Namun, hal terpenting buat Saleh adalah makna dan tujuan dari kesenian ini. Tujuan semula kesenian ini adalah sebagai alat untuk menyatukan warga dan menghindarkan warga dari perbuatan negatif yang tidak berguna serta merusak diri sendiri. ”Sebenarnya ini (kesenian) bertujuan untuk menjauhkan warga dari perbuatan-perbuatan negatif, seperti narkoba dan membuat warga itu bersatu. Kepuasan tersendiri dari memainkan kesenian ini adalah kekompakannya, bukan uangnya. Karena kalau uang, yang kita terima ga seberapa,” cetus Saleh.
Memang, sampai saat ini Singa Depok sangat efektif untuk menumbuhkan rasa persaudaraan warga. Mereka bahu-membahu untuk melestarikan kesenian ini. Biasanya mereka berkumpul satu sekali seminggu untuk latihan. Bahkan jika ada panggilan atau undangan, menurut pria yang bekerja di pabrik ini, dirinya rela izin kerja agar bisa tampil bersama Singa Depok Geboy. ”Saya dan anak-anak yang lain rela izin dari kerjaan biar bisa tampil sama Singa Depok,”cetusnya.
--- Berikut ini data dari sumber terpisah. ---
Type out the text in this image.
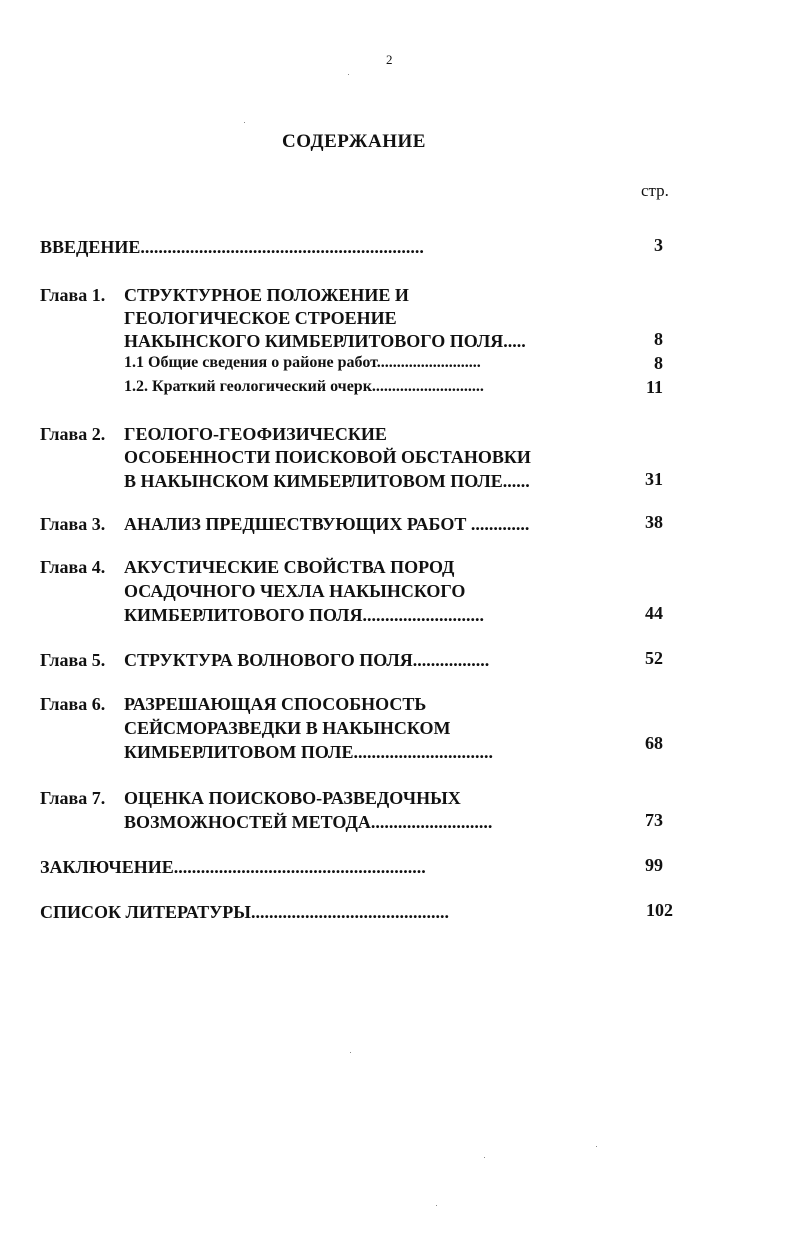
2
СОДЕРЖАНИЕ
стр.
ВВЕДЕНИЕ...............................................................	3
Глава 1. СТРУКТУРНОЕ ПОЛОЖЕНИЕ И
ГЕОЛОГИЧЕСКОЕ СТРОЕНИЕ
НАКЫНСКОГО КИМБЕРЛИТОВОГО ПОЛЯ.....	8
1.1 Общие сведения о районе работ..........................	8
1.2. Краткий геологический очерк............................	11
Глава 2. ГЕОЛОГО-ГЕОФИЗИЧЕСКИЕ
ОСОБЕННОСТИ ПОИСКОВОЙ ОБСТАНОВКИ
В НАКЫНСКОМ КИМБЕРЛИТОВОМ ПОЛЕ......	31
Глава 3. АНАЛИЗ ПРЕДШЕСТВУЮЩИХ РАБОТ .............	38
Глава 4. АКУСТИЧЕСКИЕ СВОЙСТВА ПОРОД
ОСАДОЧНОГО ЧЕХЛА НАКЫНСКОГО
КИМБЕРЛИТОВОГО ПОЛЯ...........................	44
Глава 5. СТРУКТУРА ВОЛНОВОГО ПОЛЯ.................	52
Глава 6. РАЗРЕШАЮЩАЯ СПОСОБНОСТЬ
СЕЙСМОРАЗВЕДКИ В НАКЫНСКОМ
КИМБЕРЛИТОВОМ ПОЛЕ...............................	68
Глава 7. ОЦЕНКА ПОИСКОВО-РАЗВЕДОЧНЫХ
ВОЗМОЖНОСТЕЙ МЕТОДА...........................	73
ЗАКЛЮЧЕНИЕ........................................................	99
СПИСОК ЛИТЕРАТУРЫ............................................	102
Dari hal di atas dapat dilihat bahwa kesenian tidak hanya sebagai wadah aktualisasi diri ataupun sarana mencari nafkah, tetapi juga bisa menjadi sarana yang sangat ampuh untuk menggalang persatuan warga. Bahkan, kesenian juga bisa menghindarkan warga dari perbuatan-perbuatan negatif yang hanya akan merusak diri sendiri. Semoga kita semua bisa melestarikan kesenian tersebut, agar kerukunan dan kekayaan budaya kita tetap awet terjaga.